自分がどのような班に振り分けられるかが、その日の狩りの成績を左右する。
「うわっ、俺の班、たぶん剣の奴しかいない。遠距離攻撃なしはきついな……」
「せめて銃か弓が一人はいてくれないとだよな」
「わたしの班なんてさ、全員後輩だよ。プレッシャー半端ないわ」
「やった、俺今回アダチさんと一緒だ」
「マジかよ、おまえくれぐれもアダチさんの邪魔だけはするなよ」
「うっせ、わかってるよ」
班割りを見て、歓喜する者、しかめ面をする者、気を引き締める者――様々な反応が交じり合い、朝食の席は騒がしい。
ヒカリは黒板を一瞥しただけで、すぐ目の前の朝食に取りかかった。同じ班になった者の記号を見ても、誰が誰だかわからない。各自の担当武器が何なのかも知らない。
わかっていることは、龍を殺すという目的だけだ。
◇
朝食後、武器庫へ向かう。そこで教官から武器を受け取り、門の前に移動する。
初めて目にした武器庫の様子に、ヒカリは圧倒された。中は整然と棚やケースが並び、大量の武器が保管されていた。見回すと、四種類の武器の他に、どんなときに使うのか、短剣や刀なども置いてあった。
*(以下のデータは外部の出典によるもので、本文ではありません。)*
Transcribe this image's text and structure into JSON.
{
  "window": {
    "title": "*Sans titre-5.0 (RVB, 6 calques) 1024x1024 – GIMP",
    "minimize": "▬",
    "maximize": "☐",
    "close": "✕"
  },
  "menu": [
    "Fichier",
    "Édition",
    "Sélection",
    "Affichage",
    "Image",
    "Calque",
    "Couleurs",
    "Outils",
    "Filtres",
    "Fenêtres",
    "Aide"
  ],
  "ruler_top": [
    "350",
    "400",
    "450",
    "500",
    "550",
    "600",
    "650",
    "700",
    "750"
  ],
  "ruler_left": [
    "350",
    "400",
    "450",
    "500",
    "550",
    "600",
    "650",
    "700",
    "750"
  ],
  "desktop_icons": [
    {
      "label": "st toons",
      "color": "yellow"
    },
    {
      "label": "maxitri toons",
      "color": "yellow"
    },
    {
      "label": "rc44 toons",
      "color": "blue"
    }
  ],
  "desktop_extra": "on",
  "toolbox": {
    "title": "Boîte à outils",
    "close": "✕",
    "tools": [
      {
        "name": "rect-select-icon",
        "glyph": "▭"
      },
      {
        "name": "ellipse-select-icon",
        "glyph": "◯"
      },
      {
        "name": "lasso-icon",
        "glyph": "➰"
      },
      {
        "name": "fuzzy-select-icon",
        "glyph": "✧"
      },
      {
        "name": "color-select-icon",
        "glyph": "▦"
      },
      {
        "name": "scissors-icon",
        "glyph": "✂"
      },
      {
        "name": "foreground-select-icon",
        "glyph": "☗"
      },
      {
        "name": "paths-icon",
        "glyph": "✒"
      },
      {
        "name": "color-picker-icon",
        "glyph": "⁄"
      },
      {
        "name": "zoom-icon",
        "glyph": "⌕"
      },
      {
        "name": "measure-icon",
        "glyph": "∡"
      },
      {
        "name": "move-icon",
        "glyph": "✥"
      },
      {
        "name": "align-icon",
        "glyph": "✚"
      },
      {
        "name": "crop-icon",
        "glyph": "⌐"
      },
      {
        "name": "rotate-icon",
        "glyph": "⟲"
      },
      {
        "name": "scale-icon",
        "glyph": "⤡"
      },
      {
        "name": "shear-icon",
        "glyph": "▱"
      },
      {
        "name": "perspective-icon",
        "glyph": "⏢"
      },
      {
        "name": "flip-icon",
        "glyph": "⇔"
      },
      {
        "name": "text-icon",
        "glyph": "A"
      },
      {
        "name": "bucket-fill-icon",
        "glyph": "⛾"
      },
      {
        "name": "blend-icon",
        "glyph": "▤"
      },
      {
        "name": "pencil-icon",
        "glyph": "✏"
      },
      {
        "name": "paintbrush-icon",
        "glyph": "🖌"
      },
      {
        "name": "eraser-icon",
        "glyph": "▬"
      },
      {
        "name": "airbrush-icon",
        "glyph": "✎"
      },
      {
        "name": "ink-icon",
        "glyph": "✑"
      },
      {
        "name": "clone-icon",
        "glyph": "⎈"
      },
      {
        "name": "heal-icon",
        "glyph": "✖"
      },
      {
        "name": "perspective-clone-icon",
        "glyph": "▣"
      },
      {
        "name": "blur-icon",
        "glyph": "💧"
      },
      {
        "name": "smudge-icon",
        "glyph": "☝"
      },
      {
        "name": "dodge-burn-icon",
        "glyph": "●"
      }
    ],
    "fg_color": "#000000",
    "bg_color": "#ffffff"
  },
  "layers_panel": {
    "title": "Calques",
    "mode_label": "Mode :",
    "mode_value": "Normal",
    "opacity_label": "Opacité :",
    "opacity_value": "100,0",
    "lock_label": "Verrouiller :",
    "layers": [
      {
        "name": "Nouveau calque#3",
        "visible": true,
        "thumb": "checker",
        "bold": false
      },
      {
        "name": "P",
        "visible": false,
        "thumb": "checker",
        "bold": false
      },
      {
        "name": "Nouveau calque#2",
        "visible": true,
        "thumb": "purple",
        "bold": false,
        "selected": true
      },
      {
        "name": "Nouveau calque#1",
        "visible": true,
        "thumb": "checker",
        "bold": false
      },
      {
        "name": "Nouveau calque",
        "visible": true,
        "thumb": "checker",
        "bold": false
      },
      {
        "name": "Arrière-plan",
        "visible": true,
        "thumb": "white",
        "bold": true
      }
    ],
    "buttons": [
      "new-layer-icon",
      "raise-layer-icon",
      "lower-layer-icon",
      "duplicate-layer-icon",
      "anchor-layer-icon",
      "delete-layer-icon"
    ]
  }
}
根岸という名の小太りの教官が、ヒカリの手首に巻かれた紐を確認する。紐の色で、その狩子の担当武器が何なのか知る仕組みだ。
「青……、はい、弓と矢ね。あ、あとこれも」
根岸から、ぞんざいな手つきで武器と、小さな布袋を押し付けられる。
「あ、ありがとうございます……」
「受け取ったなら、さっさとどいて。次の人が待っているんだから」
ヒカリはおたおたと、その場を離れた。
矢筒を背負い、弓を片手に持ち直す。中身が何なのかわからないまま、布袋はひとまずポケットに押し込んだ。そうして、門へと向かう。
他の狩子たちが慣れた様子でこなしている動作に、ヒカリはいちいち手間取った。
門の前に来ても、自分の班の集合場所がわからず、まごついてしまう。
班員たちと落ち合えず、途方に暮れていると、背後から優しく肩を叩かれた。
振り返る。
知っている顔が、そこにあった。
自主練の際に訓練部屋でよく見かけていた、眼鏡の少女だ。
「あなたは……」
「わたしはノーマ。適性検査のとき、ヒカリさんに助けられたの、覚えてる? わたしたち、今日同じ班なんだよ」
ノーマはそう言って、にっこりと白い歯を見せた。